A study of the properties of dissociated bovine casein micelles

Abstract

Summary: Although casein micelles are disrupted by removal of Ca, individual caseins remain aggregated in sub-micellar casein aggregates or sub-units. These sub-units have been studied by: (1) the use of gel filtration on Sepharose 4B at 6, 20 and 37°C at pH 6·7 and 0·1 ionic strength, (2) ultracentrifugation and (3) electron microscopy. At 37°C the protein composition of the sub-units varied across the gel-filtration peak, with κ-casein being eluted towards the leading edge and the ratio of α_s1- to β-casein being almost constant across the peak. Re-chromatography of the protein from the leading edge of this peak gave a new wide peak with the κ-casein again being eluted towards the leading edge. However, α_s1-casein was eluted before β-casein in the leading edge of the new peak.
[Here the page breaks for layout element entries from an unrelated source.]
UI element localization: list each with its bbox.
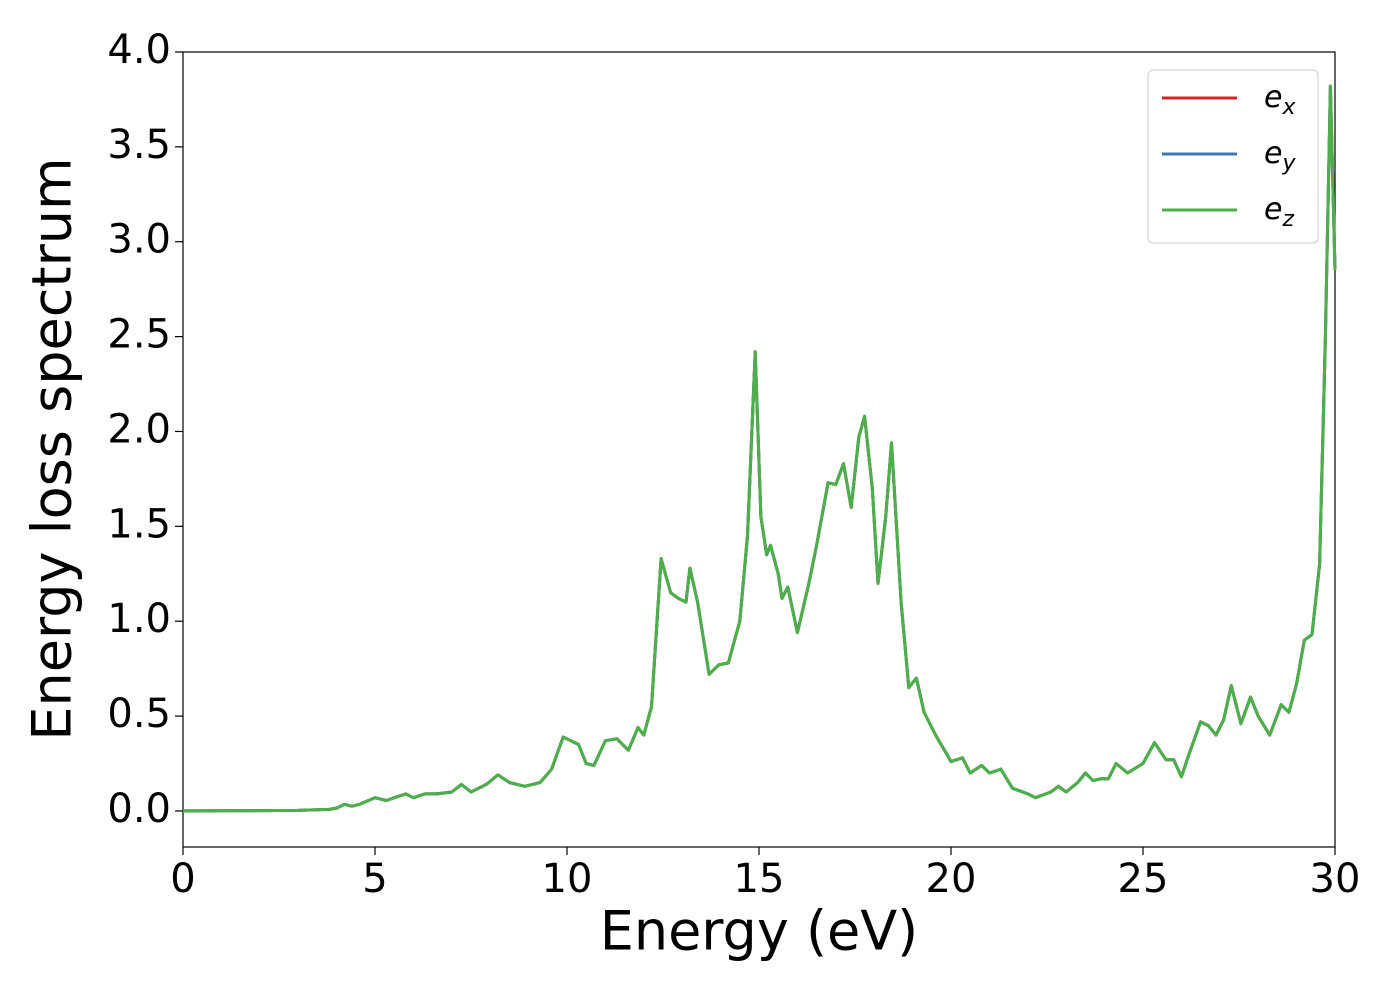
legend-label-base: e (1264, 192, 1282, 227)
y-tick-label: 0.0 (107, 786, 171, 832)
data-line (182, 84, 1337, 813)
x-tick-label: 20 (926, 856, 977, 902)
y-axis-label: Energy loss spectrum (21, 157, 84, 740)
legend-label-base: e (1264, 136, 1282, 171)
x-axis-label: Energy (eV) (600, 900, 919, 963)
legend-label: ez (1264, 192, 1294, 233)
legend-label-base: e (1264, 80, 1282, 115)
x-tick-label: 0 (170, 856, 195, 902)
legend-label-sub: y (1281, 151, 1296, 176)
y-tick-label: 0.5 (107, 691, 171, 737)
y-tick-label: 3.5 (107, 122, 171, 168)
y-tick-label: 1.0 (107, 596, 171, 642)
y-tick-label: 2.0 (107, 406, 171, 452)
y-tick-label: 3.0 (107, 217, 171, 263)
y-tick-label: 4.0 (107, 27, 171, 73)
y-tick-label: 2.5 (107, 312, 171, 358)
legend-label-sub: z (1281, 207, 1294, 232)
legend-box (1147, 69, 1319, 244)
legend-label-sub: x (1281, 95, 1296, 120)
x-tick-label: 5 (362, 856, 387, 902)
y-tick-label: 1.5 (107, 501, 171, 547)
x-tick-label: 10 (542, 856, 593, 902)
legend-label: ex (1264, 80, 1296, 121)
x-tick-label: 25 (1118, 856, 1169, 902)
x-tick-label: 30 (1310, 856, 1361, 902)
x-tick-label: 15 (734, 856, 785, 902)
legend-label: ey (1264, 136, 1296, 177)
Prior treatment of the casein micelles by dispersion with 6 m-urea solution, precipitation with acid or reduction with 2-mercaptoethanol did not alter the gel-filtration pattern. An examination of the purified casein components and their mixtures showed that a 1:1 ratio mixture of α_s1- and β-casein had the same peak maximum elution volume as casein micelle sub-units. κ-Casein by itself eluted at the void volume of the gel-filtration column, but after admixture with a sample of small micelles it eluted at the leading edge of the sub-unit peak and was indistinguishable from the κ-casein normally present. These results suggest that the sub-units are in equilibrium with their component caseins and that their size distribution is determined by only those factors (such as protein concentration, pH, temperature and ionic strength) which determine the strength of association between the casein components. The results from electron microscopy and ultracentrifugation support these conclusions.